Kevin Hemker, the Alonzo G. Decker Professor of Mechanical Engineering at Hopkins, held a talk last Thursday on how Hopkins alumni and faculty have influenced the history of the medical profession.
Widely attended by both graduate and undergraduate students, the lecture outlined the many different paths that brought these figures to success and helped them contribute to the evolution of medicine. The talk, inspired by a seminar at the University of California, Santa Barbara, ultimately spoke to the value of perseverance.
Hemker’s talk filled a large lecture room in Hodson Hall, and one of the attendess was senior Bailey Hannon, who has conducted research with Professor Hemker for two years.
“I’m interested in biomechanics, so [Hemker] thought it would be good [for me to attend],” Hannon said.
Hemker began by outlining the history of medicine before Hopkins existed, from the work of the classical physician Hippocrates, often called the father of medicine, onward.
One of the contributions Hippocrates made was the suggestion that medical care should be performed by secular physicians instead of the clergy. Hemker described the physician’s intensely flawed concept of the four humors — yellow bile, phlegm, black bile and blood — and the idea that a patient could be made well by the balancing of these four humors within the body.
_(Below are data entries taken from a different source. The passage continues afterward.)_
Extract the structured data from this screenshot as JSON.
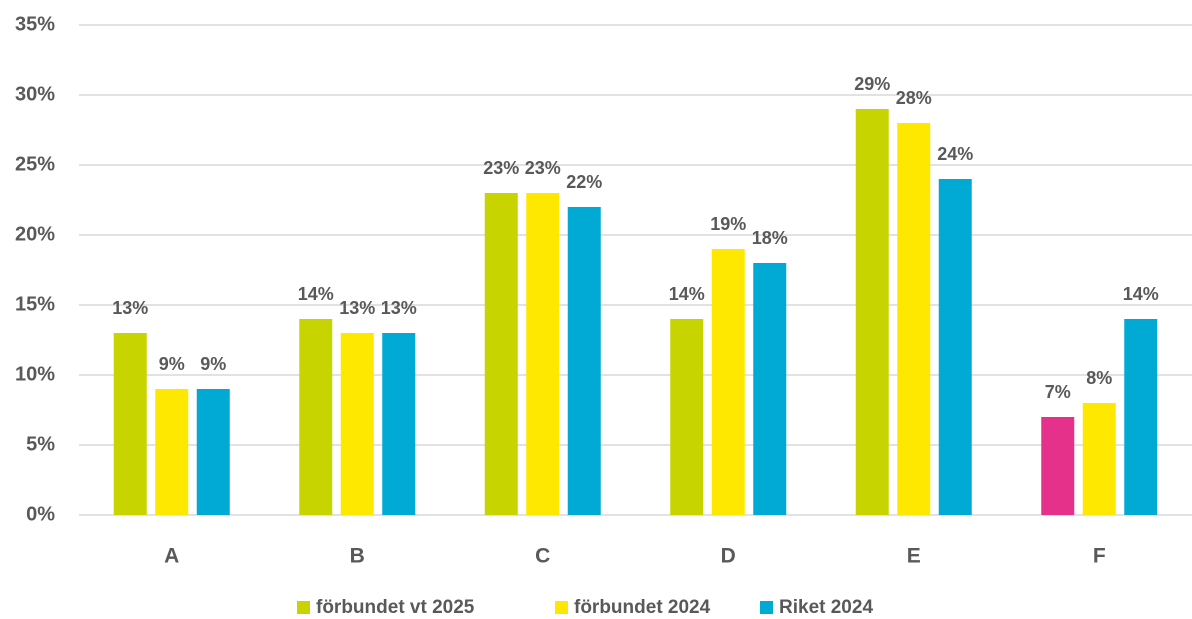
{
  "chart_data": {
    "type": "bar",
    "categories": [
      "A",
      "B",
      "C",
      "D",
      "E",
      "F"
    ],
    "series": [
      {
        "name": "förbundet vt 2025",
        "color": "#c8d400",
        "colors": [
          "#c8d400",
          "#c8d400",
          "#c8d400",
          "#c8d400",
          "#c8d400",
          "#e6318a"
        ],
        "values": [
          13,
          14,
          23,
          14,
          29,
          7
        ],
        "value_labels": [
          "13%",
          "14%",
          "23%",
          "14%",
          "29%",
          "7%"
        ]
      },
      {
        "name": "förbundet 2024",
        "color": "#ffe800",
        "values": [
          9,
          13,
          23,
          19,
          28,
          8
        ],
        "value_labels": [
          "9%",
          "13%",
          "23%",
          "19%",
          "28%",
          "8%"
        ]
      },
      {
        "name": "Riket 2024",
        "color": "#00aad4",
        "values": [
          9,
          13,
          22,
          18,
          24,
          14
        ],
        "value_labels": [
          "9%",
          "13%",
          "22%",
          "18%",
          "24%",
          "14%"
        ]
      }
    ],
    "ylim": [
      0,
      35
    ],
    "yticks": [
      {
        "value": 0,
        "label": "0%"
      },
      {
        "value": 5,
        "label": "5%"
      },
      {
        "value": 10,
        "label": "10%"
      },
      {
        "value": 15,
        "label": "15%"
      },
      {
        "value": 20,
        "label": "20%"
      },
      {
        "value": 25,
        "label": "25%"
      },
      {
        "value": 30,
        "label": "30%"
      },
      {
        "value": 35,
        "label": "35%"
      }
    ],
    "grid": true,
    "legend": "bottom"
  }
}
Hemker then spoke about Roman physician Galen, who applied the idea of the four humors to the circulatory and other body systems. His medical volume was the standard work of the profession for over a thousand years, as medieval physicians did not question the teachings of their classical ancestors.
Vesalius authored De humani corporis fabrica in 1543 and spread his drawings, based on myriad animal dissections, with the help of the printing press. Hemker said, however, that Vesalius failed to question the teachings of Galen and tailored his findings to fit the teachings of the past, even as English doctor William Harvey began to conduct experiments that disproved the teachings of Galen.
Hemker then went on to address the many advances of the late 19th century, spearheaded by the work of Robert Koch and Louis Pasteur. Optical microscopes, so integral to the development of modern medicine, were being developed in Germany. Pasteur was starting work on germ theory, which would soon revolutionize the practice of medicine throughout the world. Robert Koch, meanwhile, was also studying how infectious diseases such as cholera, tuberculosis and anthrax were spread.
Hemker then contrasted these developments in Europe with the backward practice of medicine in the United States. At this time in America, there was little science to medicine, and physicians practiced with slim hopes of success. Doctors would go to Europe to train and to walk the halls of the hospitals in Paris, London, Berlin and Vienna. Hemker described how this changed once entrepreneur and philanthropist Johns Hopkins founded the nation’s first research university.
After Johns Hopkins was founded in 1876, the school’s first president Daniel Gilman helped bring the school to academic prominence. When the University sought to build a medical school, they received funds from a group of female trustees who helped to make the Johns Hopkins School of Medicine the first co-ed medical school in the nation.
The Big Four, a quartet of medical titans each with very different skills, soon came to the Johns Hopkins School of Medicine and helped to make it the respected institution it is today. Alumnus William Halsted was a New York surgeon who helped develop innovations in surgery even though he was addicted to morphine until the end of his life.
William Welch was a pioneer in the field of pathology after graduating, and he became the first dean of the Johns Hopkins School of Medicine. Alumnus William Osler helped to develop bedside training and residencies for aspiring physicians. Howard Kelly was an Hopkins-educated innovator who helped to establish the specialty of gynecology.
Hemker described the challenges faced by two women, Florence Sabin and Helen Taussig, who attended the Johns Hopkins School of Medicine. Florence Sabin was a member of the fourth graduating class and later became the first full-time female professor at the medical school. Helen Taussig, a graduate from the class of 1923, went on to create the field of pediatric cardiology.
Taussig found success despite facing opposition from her father, encountering sexism and being discriminated against based on her deafness, which struck her late in life. With Alfred Blaylock and Vivien Thomas, Taussig helped develop the Blalock-Taussig shunt that would help to extend the lives of children born with what was known as blue baby syndrome.
Hemker informed the audience that the trio’s innovation would help to save the lives of many young children and had inspired further research into the possibility of surgery on major organs. Taussig became the second female full-time professor at the Johns Hopkins School of Medicine.